Wednesday, February 16, 2022

the walls stay wet.

Write a piece that includes repetition in a meaningful way.
[[cheated on this one and used something i'd already written. not sure that i even edited it.]]


my honey bought a dehumidifier just for this dilemma, but the damp still clings to everything. you'd think this would be mostly a summer problem for memphis, what with the humidity and all, the heat a huge hug, all things sweating and stinking, but no. the humidity lasts year round, whether you’re sweating buckets or cold to the bone. in this lockdown box, aka our home, 1/2 of a duplex rented at a price too high for what it is but thanks gentrification, they can do that because of the zip code and even still, much cheaper than what we'd pay in any other city, though it's debatable whether memphis is a city or just a stretched out hambone, but no matter how you sing it, winter or summer, rain or shine, in this house, the walls stay wet.

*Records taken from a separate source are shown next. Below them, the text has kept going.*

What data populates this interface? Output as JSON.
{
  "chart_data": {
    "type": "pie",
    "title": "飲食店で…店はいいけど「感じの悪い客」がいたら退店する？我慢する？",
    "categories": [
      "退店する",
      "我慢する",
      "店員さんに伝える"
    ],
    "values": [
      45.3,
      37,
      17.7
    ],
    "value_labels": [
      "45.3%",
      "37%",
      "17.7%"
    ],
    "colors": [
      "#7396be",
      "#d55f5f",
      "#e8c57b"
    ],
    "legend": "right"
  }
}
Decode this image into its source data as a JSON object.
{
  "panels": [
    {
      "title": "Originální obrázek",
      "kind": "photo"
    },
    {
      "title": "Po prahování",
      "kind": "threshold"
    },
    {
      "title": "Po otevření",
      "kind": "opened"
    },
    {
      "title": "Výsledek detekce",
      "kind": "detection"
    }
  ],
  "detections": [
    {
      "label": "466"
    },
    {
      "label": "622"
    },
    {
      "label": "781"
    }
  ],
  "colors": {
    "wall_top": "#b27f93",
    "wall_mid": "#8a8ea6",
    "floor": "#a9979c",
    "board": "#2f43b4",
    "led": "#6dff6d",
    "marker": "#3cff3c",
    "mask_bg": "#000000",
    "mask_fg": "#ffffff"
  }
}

our coats all mildew in the closet. the dryer spins 3 cycles per load. we stack towels along the baseboards and toss mothballs like confetti. moisture pushes nails up and out of the floorboards, snagging socks, drawing blood. doors expand into their frames, wood kissing wood sloppy till it splinters, then seals, vowing never to part. the cracks where the wind used to blow, where water rushed in when the landlord, a genius, powerhosed the porch, where the cat pressed his nose in hunting pose – these slits’ cement assures our sequester.

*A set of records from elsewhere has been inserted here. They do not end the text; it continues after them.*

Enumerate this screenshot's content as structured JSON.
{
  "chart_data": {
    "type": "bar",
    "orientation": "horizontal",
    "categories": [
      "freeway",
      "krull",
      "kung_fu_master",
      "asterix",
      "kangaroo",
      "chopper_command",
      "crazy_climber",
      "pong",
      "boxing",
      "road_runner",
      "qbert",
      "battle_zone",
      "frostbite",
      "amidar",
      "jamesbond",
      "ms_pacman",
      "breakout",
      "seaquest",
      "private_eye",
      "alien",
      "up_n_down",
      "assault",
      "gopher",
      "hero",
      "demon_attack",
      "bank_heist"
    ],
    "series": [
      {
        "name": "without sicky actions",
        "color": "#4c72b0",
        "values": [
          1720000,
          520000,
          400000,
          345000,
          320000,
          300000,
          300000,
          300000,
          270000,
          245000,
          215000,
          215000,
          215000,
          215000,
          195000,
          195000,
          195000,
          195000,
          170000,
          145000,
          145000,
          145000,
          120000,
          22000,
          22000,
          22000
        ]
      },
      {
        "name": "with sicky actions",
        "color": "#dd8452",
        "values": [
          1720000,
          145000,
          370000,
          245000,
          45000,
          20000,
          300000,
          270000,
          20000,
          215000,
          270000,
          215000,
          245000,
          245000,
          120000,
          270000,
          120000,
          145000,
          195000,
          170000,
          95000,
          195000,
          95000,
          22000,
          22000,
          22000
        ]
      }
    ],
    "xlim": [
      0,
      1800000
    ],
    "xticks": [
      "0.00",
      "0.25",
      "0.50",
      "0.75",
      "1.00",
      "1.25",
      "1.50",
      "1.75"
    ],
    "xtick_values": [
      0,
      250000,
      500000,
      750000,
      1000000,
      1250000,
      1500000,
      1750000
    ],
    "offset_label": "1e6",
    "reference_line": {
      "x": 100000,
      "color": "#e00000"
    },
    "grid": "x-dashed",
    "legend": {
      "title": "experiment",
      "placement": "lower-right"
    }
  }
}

we certainly won’t be getting mail anymore.

honeydew, don’t be blue. if this consumes me, i will consume you.

first the food fuzzes, then calcifies, the pantry petrified. and us, old cheese, hardening into the soppiest mantras, "i don't care" and "never." not to be outdone, the faucets creak and drip incessantly, the basins overrun, so every step's a splash (but no one's having fun / life’s a gash!)

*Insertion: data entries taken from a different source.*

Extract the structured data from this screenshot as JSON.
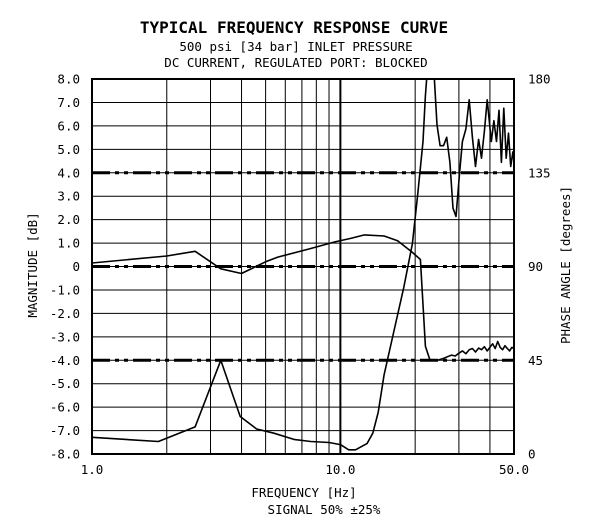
{
  "chart_data": {
    "type": "line",
    "title": "TYPICAL FREQUENCY RESPONSE CURVE",
    "subtitle_lines": [
      "500 psi [34 bar] INLET PRESSURE",
      "DC CURRENT, REGULATED PORT: BLOCKED"
    ],
    "xlabel_lines": [
      "FREQUENCY [Hz]",
      "SIGNAL 50% ±25%"
    ],
    "ylabel": "MAGNITUDE [dB]",
    "y2label": "PHASE ANGLE [degrees]",
    "x_scale": "log",
    "xlim": [
      1.0,
      50.0
    ],
    "ylim": [
      -8.0,
      8.0
    ],
    "y2lim": [
      0,
      180
    ],
    "x_tick_labels": [
      "1.0",
      "10.0",
      "50.0"
    ],
    "x_tick_values": [
      1,
      10,
      50
    ],
    "y_ticks": [
      8.0,
      7.0,
      6.0,
      5.0,
      4.0,
      3.0,
      2.0,
      1.0,
      0,
      -1.0,
      -2.0,
      -3.0,
      -4.0,
      -5.0,
      -6.0,
      -7.0,
      -8.0
    ],
    "y_tick_labels": [
      "8.0",
      "7.0",
      "6.0",
      "5.0",
      "4.0",
      "3.0",
      "2.0",
      "1.0",
      "0",
      "-1.0",
      "-2.0",
      "-3.0",
      "-4.0",
      "-5.0",
      "-6.0",
      "-7.0",
      "-8.0"
    ],
    "y2_tick_labels": [
      "180",
      "135",
      "90",
      "45",
      "0"
    ],
    "y2_tick_values": [
      180,
      135,
      90,
      45,
      0
    ],
    "reference_lines_db": [
      4.0,
      0,
      -4.0
    ],
    "grid": true,
    "series": [
      {
        "axis": "left",
        "x": [
          1.0,
          2.0,
          2.6,
          3.3,
          4.0,
          5.0,
          5.6,
          7.5,
          9.5,
          11.0,
          12.5,
          15.0,
          17.0,
          19.5,
          21.0,
          22.0,
          23.0,
          24.2,
          25.0,
          26.0,
          27.0,
          28.0,
          29.0,
          30.0,
          31.0,
          32.0,
          33.0,
          34.0,
          35.0,
          36.0,
          37.0,
          38.0,
          39.0,
          40.0,
          41.0,
          42.0,
          43.0,
          44.0,
          45.0,
          46.0,
          47.0,
          48.0,
          49.0,
          50.0
        ],
        "values": [
          0.15,
          0.45,
          0.65,
          -0.1,
          -0.3,
          0.2,
          0.4,
          0.75,
          1.05,
          1.2,
          1.35,
          1.3,
          1.1,
          0.6,
          0.3,
          -3.4,
          -4.02,
          -4.0,
          -3.98,
          -3.92,
          -3.85,
          -3.78,
          -3.82,
          -3.7,
          -3.6,
          -3.72,
          -3.55,
          -3.5,
          -3.65,
          -3.48,
          -3.55,
          -3.42,
          -3.6,
          -3.45,
          -3.3,
          -3.5,
          -3.2,
          -3.45,
          -3.55,
          -3.38,
          -3.5,
          -3.6,
          -3.45,
          -3.5
        ]
      },
      {
        "axis": "right",
        "x": [
          1.0,
          1.85,
          2.6,
          3.3,
          3.95,
          4.6,
          5.4,
          6.5,
          7.6,
          9.0,
          10.0,
          10.8,
          11.5,
          12.8,
          13.5,
          14.2,
          15.0,
          16.5,
          18.0,
          19.5,
          20.5,
          21.5,
          22.0,
          22.5,
          23.0,
          23.8,
          24.5,
          25.2,
          26.0,
          26.8,
          27.6,
          28.4,
          29.2,
          30.2,
          31.0,
          32.0,
          33.0,
          34.0,
          35.0,
          36.0,
          37.0,
          38.0,
          39.0,
          40.5,
          41.5,
          42.5,
          43.5,
          44.5,
          45.5,
          46.5,
          47.5,
          48.5,
          49.5,
          50.0
        ],
        "values": [
          8,
          6,
          13,
          45,
          18,
          12,
          10,
          7,
          6,
          5.5,
          4.5,
          2,
          2,
          5,
          10,
          20,
          38,
          60,
          80,
          101,
          125,
          150,
          172,
          188,
          190,
          184,
          158,
          148,
          148,
          152,
          140,
          118,
          114,
          135,
          150,
          156,
          170,
          152,
          138,
          151,
          142,
          155,
          170,
          150,
          160,
          150,
          165,
          140,
          166,
          142,
          154,
          138,
          145,
          140
        ]
      }
    ]
  }
}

honey i can trace your footsteps along the dark indentations in the floor, how we slush and lurch toward comfort, the dream of self and temperature control. the walls stay wet. old paint cracks, flakes, falls, joining the flood and exposing ugly plaster, as we see it should. forever fixed to armchairs and countertops, beads of bright dew commune. every sodden thing reaches out, connects, spreads, like a fungal network except we have to sleep here. except it rejects us.

honeydew, reach out too, let’s let the great wetness consume me and you.

if anyone had tried to look inside, past the permanent condensation between the window panes, through the cloudy ripple where the heat rises from the vent, over the mountains of moldy linens, if you wanted to and tried, us slugs shouldn’t be hard to find. when the windows fog up for good, when we forget our circling rituals, when the air finally settles into stillness, who can say, honeydew, how long we won't last as two?